–Proving that Government’s are the same everywhere, the Chavez administration published yesterday the official increase in the price meat, rice, cheese, sugar, black beans, coffee and corn flour. This had been rumored since the regional elections were over, but was emphatically denied by the Minister of Industry and Commerce five days ago. Nothing new here, this is typical behavior of any Government in the last forty years, save the tough measures for when elections are over.
The increases are somewhat strange in that rice was increases 13.6% on average, corn flower 13.7%, first class meats 5.1%, second class meats 26% and third class meats 64.8%. White cheese went up 19%, black beans 31.9% and sugar by 4.8%
The Government regulated basic food staples in early 2003 and periodically adjusts some of them. Unfortunately, price controls have this problem in that politics becomes involved in the decisions and when increases are allowed they have to be large in order to compensate distortions and shortages. This should push November’s inflation and the year end CPI to levels above what was expected and unfortunately it hurts the poor the most.
Corn flour is used in a variety of local dishes that are part of the basic diet of Venezuelans, including arepas, empanadas and hallacas, for those that have not been in Venezuela.
–Lots of fuzz over nothing on the issue of removing three zeroes from Venezuela’s currency. The Superintendent of Banks announced the measure which somehow created paranoia that it somehow involved some form of trick on the part of the Government.
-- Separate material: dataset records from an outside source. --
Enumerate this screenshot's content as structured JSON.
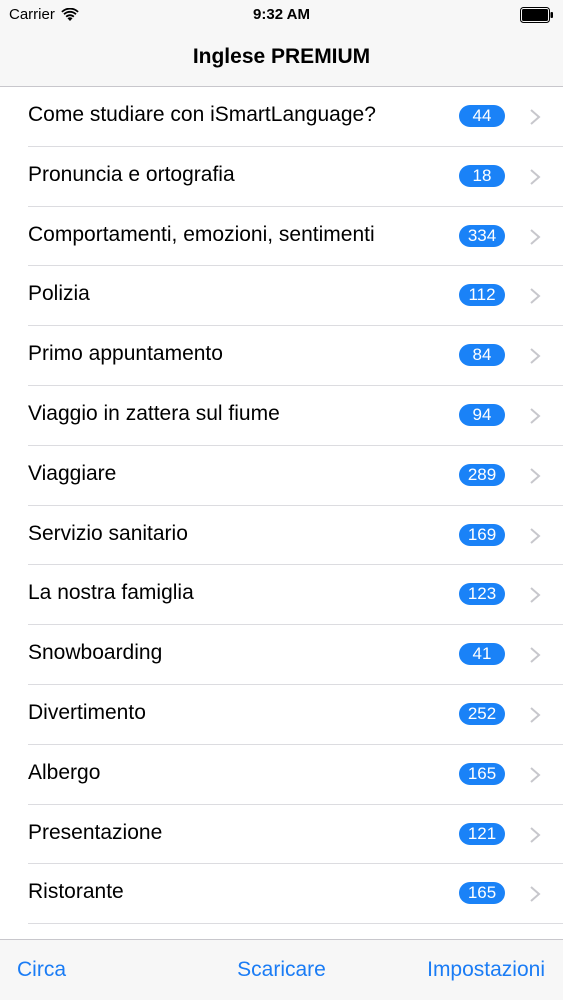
{
  "status_bar": {
    "carrier": "Carrier",
    "time": "9:32 AM",
    "wifi_icon": "wifi-icon",
    "battery_icon": "battery-icon"
  },
  "nav": {
    "title": "Inglese PREMIUM"
  },
  "list": {
    "items": [
      {
        "label": "Come studiare con iSmartLanguage?",
        "count": "44"
      },
      {
        "label": "Pronuncia e ortografia",
        "count": "18"
      },
      {
        "label": "Comportamenti, emozioni, sentimenti",
        "count": "334"
      },
      {
        "label": "Polizia",
        "count": "112"
      },
      {
        "label": "Primo appuntamento",
        "count": "84"
      },
      {
        "label": "Viaggio in zattera sul fiume",
        "count": "94"
      },
      {
        "label": "Viaggiare",
        "count": "289"
      },
      {
        "label": "Servizio sanitario",
        "count": "169"
      },
      {
        "label": "La nostra famiglia",
        "count": "123"
      },
      {
        "label": "Snowboarding",
        "count": "41"
      },
      {
        "label": "Divertimento",
        "count": "252"
      },
      {
        "label": "Albergo",
        "count": "165"
      },
      {
        "label": "Presentazione",
        "count": "121"
      },
      {
        "label": "Ristorante",
        "count": "165"
      }
    ]
  },
  "tab_bar": {
    "left": "Circa",
    "center": "Scaricare",
    "right": "Impostazioni"
  },
  "colors": {
    "accent": "#1a7cf5",
    "badge": "#1a82f7",
    "separator": "#dcdce0",
    "bar_background": "#f7f7f7"
  }
}
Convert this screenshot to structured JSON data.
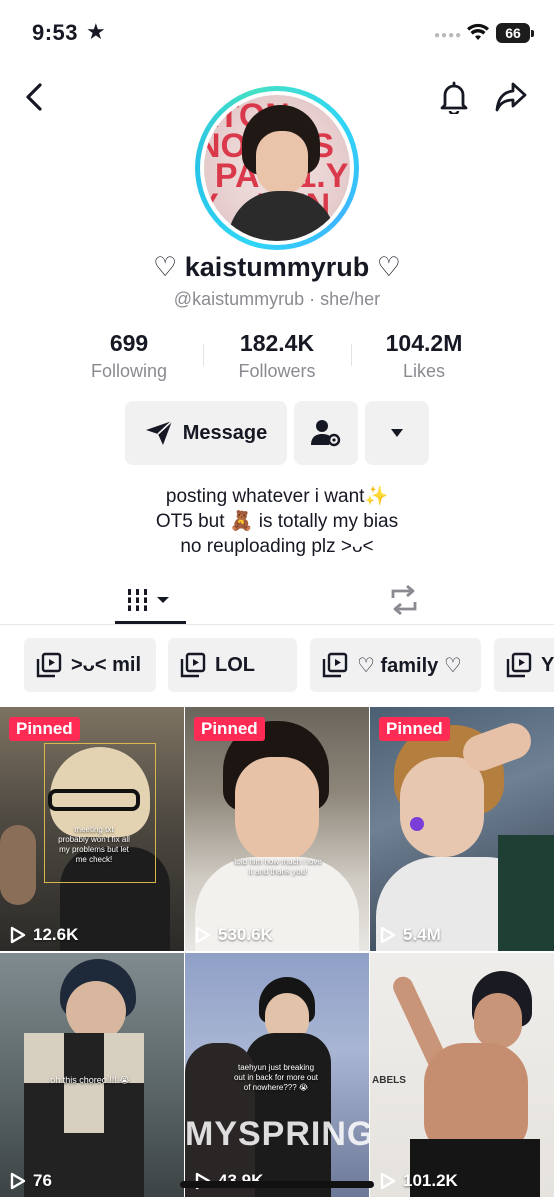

It did not make the Government look very good that the Central Bank denied this was even being considered while other Government agencies were talking about the new bills being ready for the measure.
–The CANTV purchase of Digitel continued to be in the news as investors were disappointed by the lower dividend since the company has to spend some of its cash on purchasing Digitel, punishing the stock (buy!). The price to be paid is US$ 450 million, including debt, for 1.2 million subscribers, which means CANTV will have to use only around US$ 250 of its cash in the purchase. This shows the company wants to grow and is looking forward into the future.
The company has yet to say much about whether one of the two technologies CDMA (Movilnet) or GSM (Digitel) will be discarded. If you think of this as a growth strategy it makes a lot of sense as CANTV acquires 1.2 million new wireless subscribers who spend and average of US$ 14 per subscriber a month for US$ 375 per line. However, technical issues remain unclear.
Regulatory issues are also a big problem as not only is one of the three wireless concessions removed, but the Digitel concession was issued to make attractive for telecom investors to provide rural telecom service sin those areas where CANTV had no coverage (Mostly towns under 5,000 inhabitants). Thus, it would seem strange to have CANTV buy the rural provider now. There are two Government agencies that have to approve the purchase, the telecom regulator, CONATEL and the anti-monopoly office Procompetencia.
There continue to be rumors that this only one part of other transactions, including sales to foreign groups as well as rumors that it is tied to a transaction with the recently created Government Telecom company CVG telecom.